So after pondering upon what I've learned so far from this Permies forum and Paul Wheaton and others vidoes with Stratification Bells, as well as my previous experiments with cinder blocks, I came up with this design for a
Greenhouse l want to build. It will have a dual bell system with the secondary Bell being under raised beds with dirt on top, and the whole thing built on a trailer( with the trailer underside insulated) , minus the
RMH main burner which will not be on the trailer.
Using the principle that colder air drops and with
enough air channel volume to prevent back pressure build up, I'm theorizing that there is no need for a vertical chimmey and that we can exploit cold air stratification and dropping to create the exhaust flow. Also, cold air is heavier than warmer air so gravity will aid in the air "dropping or spilling out of the system as long as the channel air volume is sufficient to not create back pressure against the air movement.
One other thing not depicted in my crude diagram below is the idea that the entire
greenhouse and
RMH will also be on an second adjacent trailer to the Bell trailer so that the underside of both trailers can be insulated to separate the ground geothermal heat underneath as a potential auxiliary heat souce, and also to prevent the RMH heat going into the 50 deg ground.

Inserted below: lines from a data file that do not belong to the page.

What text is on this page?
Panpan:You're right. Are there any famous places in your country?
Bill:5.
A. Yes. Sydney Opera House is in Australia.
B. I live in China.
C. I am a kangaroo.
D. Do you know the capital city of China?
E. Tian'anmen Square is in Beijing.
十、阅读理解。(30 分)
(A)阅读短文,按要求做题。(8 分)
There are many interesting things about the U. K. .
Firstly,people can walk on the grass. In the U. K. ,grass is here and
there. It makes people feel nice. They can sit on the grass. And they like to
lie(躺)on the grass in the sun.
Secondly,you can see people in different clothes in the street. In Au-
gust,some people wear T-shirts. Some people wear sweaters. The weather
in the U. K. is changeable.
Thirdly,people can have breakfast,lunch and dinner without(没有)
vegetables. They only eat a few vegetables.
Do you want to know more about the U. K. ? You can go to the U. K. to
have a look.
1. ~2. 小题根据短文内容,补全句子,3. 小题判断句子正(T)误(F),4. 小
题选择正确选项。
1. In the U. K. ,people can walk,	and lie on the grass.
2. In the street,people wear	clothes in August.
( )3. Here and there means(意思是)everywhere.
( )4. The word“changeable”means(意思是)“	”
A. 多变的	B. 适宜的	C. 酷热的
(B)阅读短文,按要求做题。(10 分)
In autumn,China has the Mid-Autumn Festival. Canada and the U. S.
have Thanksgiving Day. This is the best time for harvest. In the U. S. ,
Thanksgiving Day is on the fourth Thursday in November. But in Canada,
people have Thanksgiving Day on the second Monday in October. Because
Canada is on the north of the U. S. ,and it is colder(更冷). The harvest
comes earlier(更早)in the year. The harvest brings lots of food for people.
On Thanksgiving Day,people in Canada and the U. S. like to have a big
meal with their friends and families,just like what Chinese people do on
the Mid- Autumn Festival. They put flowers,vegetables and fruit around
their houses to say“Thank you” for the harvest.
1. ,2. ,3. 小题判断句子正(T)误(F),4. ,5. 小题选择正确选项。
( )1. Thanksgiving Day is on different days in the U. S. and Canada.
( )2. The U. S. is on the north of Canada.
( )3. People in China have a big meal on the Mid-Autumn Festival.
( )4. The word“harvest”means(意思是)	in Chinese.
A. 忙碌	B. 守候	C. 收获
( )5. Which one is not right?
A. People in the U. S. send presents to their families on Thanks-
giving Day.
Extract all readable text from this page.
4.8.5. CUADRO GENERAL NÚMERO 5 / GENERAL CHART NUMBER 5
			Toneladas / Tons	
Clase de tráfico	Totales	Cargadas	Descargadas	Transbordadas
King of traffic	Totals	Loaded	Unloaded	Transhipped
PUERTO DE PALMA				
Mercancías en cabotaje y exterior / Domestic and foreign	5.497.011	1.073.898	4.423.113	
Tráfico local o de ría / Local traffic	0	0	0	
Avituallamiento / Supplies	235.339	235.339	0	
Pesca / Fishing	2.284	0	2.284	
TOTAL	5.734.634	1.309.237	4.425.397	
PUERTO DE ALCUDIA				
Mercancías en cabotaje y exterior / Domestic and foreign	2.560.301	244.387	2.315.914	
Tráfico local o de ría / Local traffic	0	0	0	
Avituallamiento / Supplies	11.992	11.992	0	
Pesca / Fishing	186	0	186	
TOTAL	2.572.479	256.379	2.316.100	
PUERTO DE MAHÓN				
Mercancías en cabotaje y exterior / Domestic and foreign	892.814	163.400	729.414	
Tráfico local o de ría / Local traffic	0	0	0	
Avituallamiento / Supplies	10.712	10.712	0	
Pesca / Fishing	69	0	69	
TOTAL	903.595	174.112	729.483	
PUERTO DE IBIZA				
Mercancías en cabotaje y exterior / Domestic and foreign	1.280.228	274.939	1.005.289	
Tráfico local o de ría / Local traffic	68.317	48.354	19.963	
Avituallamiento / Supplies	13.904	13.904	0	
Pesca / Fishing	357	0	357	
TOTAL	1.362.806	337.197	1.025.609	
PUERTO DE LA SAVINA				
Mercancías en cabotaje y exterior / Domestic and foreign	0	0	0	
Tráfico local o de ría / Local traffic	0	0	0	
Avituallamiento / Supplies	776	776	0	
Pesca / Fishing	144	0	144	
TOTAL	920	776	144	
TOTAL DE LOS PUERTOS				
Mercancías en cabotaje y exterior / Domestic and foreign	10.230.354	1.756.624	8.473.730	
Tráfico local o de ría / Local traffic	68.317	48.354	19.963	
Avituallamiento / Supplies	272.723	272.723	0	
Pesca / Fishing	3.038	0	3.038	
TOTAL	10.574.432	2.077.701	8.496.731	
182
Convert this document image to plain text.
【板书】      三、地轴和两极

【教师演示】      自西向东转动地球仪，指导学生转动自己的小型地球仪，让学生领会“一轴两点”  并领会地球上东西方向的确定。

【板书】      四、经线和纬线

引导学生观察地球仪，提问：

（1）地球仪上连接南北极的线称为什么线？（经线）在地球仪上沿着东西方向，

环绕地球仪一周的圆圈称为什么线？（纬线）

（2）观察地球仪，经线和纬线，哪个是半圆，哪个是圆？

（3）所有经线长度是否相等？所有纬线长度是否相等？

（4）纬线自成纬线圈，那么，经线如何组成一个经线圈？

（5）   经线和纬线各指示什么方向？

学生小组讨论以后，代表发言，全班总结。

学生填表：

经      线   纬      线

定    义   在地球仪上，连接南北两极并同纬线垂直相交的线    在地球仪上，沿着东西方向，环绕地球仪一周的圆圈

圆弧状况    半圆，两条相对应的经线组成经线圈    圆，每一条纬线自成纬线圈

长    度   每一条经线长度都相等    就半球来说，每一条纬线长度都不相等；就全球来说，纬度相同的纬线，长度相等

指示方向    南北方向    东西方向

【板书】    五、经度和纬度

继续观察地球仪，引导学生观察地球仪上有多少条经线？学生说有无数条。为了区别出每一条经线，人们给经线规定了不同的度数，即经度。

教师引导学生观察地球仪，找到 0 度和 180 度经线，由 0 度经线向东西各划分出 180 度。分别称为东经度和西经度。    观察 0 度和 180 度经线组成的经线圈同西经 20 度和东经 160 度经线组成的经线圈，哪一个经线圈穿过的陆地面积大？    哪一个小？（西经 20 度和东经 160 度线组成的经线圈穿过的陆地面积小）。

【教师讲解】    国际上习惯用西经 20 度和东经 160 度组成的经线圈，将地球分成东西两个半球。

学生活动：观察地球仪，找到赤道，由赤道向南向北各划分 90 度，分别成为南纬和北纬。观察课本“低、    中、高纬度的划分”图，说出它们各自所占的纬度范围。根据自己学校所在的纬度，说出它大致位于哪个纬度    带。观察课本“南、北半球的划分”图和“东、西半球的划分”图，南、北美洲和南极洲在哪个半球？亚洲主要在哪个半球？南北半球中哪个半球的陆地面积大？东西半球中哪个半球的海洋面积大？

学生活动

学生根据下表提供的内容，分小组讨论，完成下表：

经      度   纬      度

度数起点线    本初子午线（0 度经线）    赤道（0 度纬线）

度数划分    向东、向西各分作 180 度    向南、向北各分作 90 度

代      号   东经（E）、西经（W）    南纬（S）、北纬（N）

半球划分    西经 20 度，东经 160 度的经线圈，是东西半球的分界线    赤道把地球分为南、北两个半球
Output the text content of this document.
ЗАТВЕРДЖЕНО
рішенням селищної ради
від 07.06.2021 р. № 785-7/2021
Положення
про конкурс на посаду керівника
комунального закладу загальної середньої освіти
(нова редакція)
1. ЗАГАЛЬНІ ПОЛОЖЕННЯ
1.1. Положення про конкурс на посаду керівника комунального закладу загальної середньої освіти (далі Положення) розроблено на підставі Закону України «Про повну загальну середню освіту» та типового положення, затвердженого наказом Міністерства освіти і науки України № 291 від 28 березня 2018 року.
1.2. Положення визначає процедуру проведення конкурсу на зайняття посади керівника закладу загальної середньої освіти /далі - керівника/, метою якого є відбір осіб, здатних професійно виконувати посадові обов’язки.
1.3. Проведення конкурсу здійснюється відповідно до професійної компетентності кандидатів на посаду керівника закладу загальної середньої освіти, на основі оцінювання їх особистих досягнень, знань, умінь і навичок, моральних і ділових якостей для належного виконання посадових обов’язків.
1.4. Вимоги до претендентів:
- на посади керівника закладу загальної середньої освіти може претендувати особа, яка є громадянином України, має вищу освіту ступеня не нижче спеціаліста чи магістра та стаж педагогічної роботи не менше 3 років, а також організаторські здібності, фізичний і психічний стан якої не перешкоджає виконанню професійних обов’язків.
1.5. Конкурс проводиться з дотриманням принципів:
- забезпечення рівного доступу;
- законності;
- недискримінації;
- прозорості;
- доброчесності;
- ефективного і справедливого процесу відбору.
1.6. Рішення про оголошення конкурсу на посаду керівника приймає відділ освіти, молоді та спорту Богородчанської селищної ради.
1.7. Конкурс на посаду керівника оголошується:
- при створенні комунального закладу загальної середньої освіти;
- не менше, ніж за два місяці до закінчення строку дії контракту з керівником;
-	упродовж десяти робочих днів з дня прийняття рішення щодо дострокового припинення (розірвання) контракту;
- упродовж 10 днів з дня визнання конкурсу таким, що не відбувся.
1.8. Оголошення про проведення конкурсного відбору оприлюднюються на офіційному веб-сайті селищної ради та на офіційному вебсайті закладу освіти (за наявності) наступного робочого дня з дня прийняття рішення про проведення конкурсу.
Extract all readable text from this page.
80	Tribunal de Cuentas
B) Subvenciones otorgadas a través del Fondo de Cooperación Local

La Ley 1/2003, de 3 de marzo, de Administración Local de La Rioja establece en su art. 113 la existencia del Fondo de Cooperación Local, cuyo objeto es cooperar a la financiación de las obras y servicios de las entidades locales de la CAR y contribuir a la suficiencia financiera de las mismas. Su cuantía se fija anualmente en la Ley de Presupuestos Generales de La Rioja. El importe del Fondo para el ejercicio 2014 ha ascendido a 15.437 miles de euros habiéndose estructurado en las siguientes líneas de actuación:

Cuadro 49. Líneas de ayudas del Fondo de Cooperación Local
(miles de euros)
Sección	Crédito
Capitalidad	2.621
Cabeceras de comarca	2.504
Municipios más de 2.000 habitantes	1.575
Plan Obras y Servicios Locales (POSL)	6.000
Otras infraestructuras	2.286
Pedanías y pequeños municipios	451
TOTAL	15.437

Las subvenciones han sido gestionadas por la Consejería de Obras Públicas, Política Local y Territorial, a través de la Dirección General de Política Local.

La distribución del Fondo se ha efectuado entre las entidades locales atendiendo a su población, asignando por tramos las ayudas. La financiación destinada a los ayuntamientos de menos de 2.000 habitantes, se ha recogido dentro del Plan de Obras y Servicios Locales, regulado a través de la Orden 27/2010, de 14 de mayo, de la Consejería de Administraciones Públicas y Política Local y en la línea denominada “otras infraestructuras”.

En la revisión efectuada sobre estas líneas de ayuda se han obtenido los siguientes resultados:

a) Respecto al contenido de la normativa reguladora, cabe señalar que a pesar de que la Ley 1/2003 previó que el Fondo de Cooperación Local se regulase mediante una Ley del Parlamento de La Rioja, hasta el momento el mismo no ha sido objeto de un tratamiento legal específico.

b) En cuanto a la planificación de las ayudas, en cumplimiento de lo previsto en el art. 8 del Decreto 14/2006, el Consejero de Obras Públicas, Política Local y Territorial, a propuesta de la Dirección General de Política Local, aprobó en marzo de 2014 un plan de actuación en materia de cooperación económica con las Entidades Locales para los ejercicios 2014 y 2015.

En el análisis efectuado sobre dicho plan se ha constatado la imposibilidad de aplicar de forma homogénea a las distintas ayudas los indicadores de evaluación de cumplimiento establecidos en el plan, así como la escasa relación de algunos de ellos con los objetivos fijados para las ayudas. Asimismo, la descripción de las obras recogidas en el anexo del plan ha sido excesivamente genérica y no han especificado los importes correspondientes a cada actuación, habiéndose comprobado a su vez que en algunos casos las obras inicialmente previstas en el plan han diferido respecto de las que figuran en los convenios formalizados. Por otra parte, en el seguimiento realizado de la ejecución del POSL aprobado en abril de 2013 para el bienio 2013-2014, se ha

This would allow a tropical growing enviroment Heated by the Sun as the primary heat source, and the RMH as the secondary when needed, and finally the 50 deg ground underneath as a third source which would could be used to ensure the above temp never dropped below 50 deg by simply having air vents that will naturally allow the 50 air to rise woth a natural convection is the above temp ever gets that low. Since hot air doesn't like to go down, as long as the air in the above greenhouse was above 50 deg, it wouldn't flow down the vents into the below geothermal ground source. This way the RMH and geothermal aren't working against each other.
I love the idea of using cinder blocks to make the floor under the
raised bed with muliple air flow channels to extract the remaining residual heat into the raised bed dirt. Since the blocks will be covered with at least 12"-18" of dirt air leaks would be of no concern. Perhaps proper
water drainage would be the biggest thing to plan and account for.
Anyway, open to ideas and critique, thanks!